Figure 1. Clinical picture of Polycystic Ovary Syndrome.

2. Metabolomic Approach in Studying the Pathogenesis of Polycystic Ovary Syndrome

Among “omics” techniques, metabolomics plays an important role in studying the potential mechanisms responsible for the development of PCOS. Metabolomics allows to identify and quantify small molecules, which occur in all living organisms [12]. The set of all human metabolites that have been identified so far is stored in the Human Metabolome Database (HMDB). Each year, the number of identified metabolites grows. Few years ago, about 41,000 metabolites were found, but now this database contains over 114,190 compounds. Among them, the following groups can be found: amino acids, lipids, peptides, vitamins, organic acids and both endo- and exogenous carbohydrates. Therefore, metabolomics serves as a valuable source of information. The metabolome indicates not only a genetically determined phenotype, but also points to the differences determined by other factors, such as age, diet, or physical activity. The application of metabolomics enables monitoring of the state of an organism and provides information on the compounds formed as a result of many biochemical processes. Any disturbances occurring in a living organism cause changes to the qualitative and quantitative profile of the metabolites. The metabolome describes both the physiological and pathological state of the organism. For this reason, it is known to be an attractive approach, compared to genomics and proteomics, which only suggest the presence of metabolic derangements that occur in the organism [13][14][15][16]. Due to this fact, the use of metabolomics in studying the pathophysiology of PCOS allows to monitor even the smallest biochemical changes in this endocrinopathy and therefore, may help in its diagnosis [17].

Among the many analytical techniques, chromatography coupled with mass spectrometry (MS) seems to be the “gold technique”. While chromatography allows for the separation of metabolites present in complex, biological samples, mass spectrometry provides specific information about the chemical structure of the compounds, such as characteristic fragmentation ions, accurate mass, and isotope distribution pattern utilized for the identification of metabolites. MS characterizes very high selectivity and sensitivity that allows to detect and measure trace amounts of metabolites [18]. The combination of MS with gas chromatography (GC-MS) and liquid chromatography (LC-MS) enables to analyse complex biological samples broadly used in metabolomics. GC-MS is suitable for volatile and non-volatile compounds, which require a derivatization step, but first of all thermally stable analytes.
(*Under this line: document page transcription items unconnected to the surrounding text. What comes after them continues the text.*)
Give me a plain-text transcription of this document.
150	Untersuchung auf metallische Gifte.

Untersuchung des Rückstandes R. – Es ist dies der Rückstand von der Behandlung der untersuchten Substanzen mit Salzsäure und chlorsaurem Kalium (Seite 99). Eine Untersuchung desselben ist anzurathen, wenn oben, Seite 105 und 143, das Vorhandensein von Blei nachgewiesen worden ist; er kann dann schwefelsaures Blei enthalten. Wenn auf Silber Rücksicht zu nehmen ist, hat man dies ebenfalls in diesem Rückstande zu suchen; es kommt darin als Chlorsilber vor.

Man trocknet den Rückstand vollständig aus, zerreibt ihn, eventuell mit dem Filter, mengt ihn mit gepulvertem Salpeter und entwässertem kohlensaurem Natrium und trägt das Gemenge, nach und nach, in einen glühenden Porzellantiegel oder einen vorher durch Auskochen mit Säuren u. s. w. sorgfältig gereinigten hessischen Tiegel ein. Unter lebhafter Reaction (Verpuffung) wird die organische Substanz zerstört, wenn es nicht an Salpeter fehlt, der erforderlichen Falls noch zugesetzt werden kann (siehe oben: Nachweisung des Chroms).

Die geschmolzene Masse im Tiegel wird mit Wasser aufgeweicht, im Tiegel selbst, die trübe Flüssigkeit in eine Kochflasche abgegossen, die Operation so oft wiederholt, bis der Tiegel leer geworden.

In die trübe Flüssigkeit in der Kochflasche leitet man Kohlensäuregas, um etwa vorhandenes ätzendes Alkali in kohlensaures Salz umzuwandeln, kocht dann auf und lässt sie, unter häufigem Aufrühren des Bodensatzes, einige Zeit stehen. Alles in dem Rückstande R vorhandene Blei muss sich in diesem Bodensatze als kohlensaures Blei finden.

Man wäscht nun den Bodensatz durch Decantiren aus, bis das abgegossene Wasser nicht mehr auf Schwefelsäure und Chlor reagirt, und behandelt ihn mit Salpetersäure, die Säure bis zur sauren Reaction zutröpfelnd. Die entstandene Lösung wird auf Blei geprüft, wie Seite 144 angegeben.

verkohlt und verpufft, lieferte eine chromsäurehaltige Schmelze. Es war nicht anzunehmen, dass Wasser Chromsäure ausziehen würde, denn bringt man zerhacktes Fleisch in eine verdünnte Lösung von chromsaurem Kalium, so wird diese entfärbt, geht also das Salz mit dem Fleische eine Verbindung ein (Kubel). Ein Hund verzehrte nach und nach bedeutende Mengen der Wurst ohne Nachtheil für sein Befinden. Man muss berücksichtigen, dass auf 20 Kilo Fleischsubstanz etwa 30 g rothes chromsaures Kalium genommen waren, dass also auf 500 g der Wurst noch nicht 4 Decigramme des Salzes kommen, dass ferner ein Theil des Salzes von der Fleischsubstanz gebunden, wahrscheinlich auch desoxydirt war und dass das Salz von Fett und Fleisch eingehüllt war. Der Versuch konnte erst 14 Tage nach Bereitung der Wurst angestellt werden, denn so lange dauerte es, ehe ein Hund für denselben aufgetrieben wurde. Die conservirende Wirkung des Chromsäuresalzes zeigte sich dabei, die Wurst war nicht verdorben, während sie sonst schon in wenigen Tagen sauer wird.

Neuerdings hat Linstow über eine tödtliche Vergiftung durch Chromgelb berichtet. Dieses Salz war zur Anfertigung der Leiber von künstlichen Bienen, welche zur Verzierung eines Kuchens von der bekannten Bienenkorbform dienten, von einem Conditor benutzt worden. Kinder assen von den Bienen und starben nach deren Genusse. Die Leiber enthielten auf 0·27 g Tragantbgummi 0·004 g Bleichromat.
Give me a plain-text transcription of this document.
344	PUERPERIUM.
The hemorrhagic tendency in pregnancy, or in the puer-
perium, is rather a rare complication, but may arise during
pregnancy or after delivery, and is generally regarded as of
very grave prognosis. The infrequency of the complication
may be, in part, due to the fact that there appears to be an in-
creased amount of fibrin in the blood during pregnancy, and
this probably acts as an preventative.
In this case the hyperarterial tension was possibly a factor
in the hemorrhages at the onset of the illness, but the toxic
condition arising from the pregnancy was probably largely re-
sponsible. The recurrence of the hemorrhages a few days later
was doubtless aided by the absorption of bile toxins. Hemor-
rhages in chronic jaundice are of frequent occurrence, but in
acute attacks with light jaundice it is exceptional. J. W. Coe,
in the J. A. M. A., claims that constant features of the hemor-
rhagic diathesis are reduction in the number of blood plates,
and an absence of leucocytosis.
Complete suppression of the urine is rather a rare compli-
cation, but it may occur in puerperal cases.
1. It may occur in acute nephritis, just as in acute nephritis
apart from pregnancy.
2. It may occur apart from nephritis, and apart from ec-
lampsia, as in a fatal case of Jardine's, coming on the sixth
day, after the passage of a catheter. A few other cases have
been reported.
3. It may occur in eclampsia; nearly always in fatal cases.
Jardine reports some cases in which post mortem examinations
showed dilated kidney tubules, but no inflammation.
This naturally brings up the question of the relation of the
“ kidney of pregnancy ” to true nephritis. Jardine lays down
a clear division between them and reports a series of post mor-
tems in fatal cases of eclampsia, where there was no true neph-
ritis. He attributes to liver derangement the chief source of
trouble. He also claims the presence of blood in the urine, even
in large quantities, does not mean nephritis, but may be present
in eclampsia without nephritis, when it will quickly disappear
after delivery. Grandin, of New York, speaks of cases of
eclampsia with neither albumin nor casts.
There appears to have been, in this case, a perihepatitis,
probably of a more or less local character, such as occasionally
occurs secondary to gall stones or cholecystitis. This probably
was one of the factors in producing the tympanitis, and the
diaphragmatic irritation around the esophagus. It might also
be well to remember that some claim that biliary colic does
The LC-MS technique is widely used for targeted and non-targeted metabolomic analysis and allows to qualify and identify more polar compounds [19]. Nuclear magnetic resonance (NMR), despite its lower sensitivity than MS, allows to analyse metabolites that are difficult to ionize or require derivative reaction for MS and identify compounds with the same masses [20]. A combination of these complementary techniques enables to analyse a broader array of metabolites and offers more certain results than their separate use.

3. Matrices for Metabolomic Studies

The application of metabolomics allows the use of several matrices such as tissue and body fluids (i.e., plasma, serum, saliva, follicular fluid, semen). The choice of the matrices is associated with the aim of the conducted study as well as the characteristics of the studied disorder. Ovarian tissue can also be used; however, sampling is invasive and problematic. It is usually obtained during laparoscopic wedge resection surgery. For this reason, the use of ovarian tissue in studying the pathophysiology of PCOS is not very common. The matrices widely used in metabolomic studies associated with PCOS are plasma and urine. Serum and urine samples are more common, because they are easily collectible and simple to prepare. On comparing the significantly altered metabolites, it can be observed that the results obtained for both matrices do not completely overlap. The new alternative matrix is follicular fluid, which is innovative in case of PCOS research, especially in terms of oocytes maturation and their quality [21][22][23].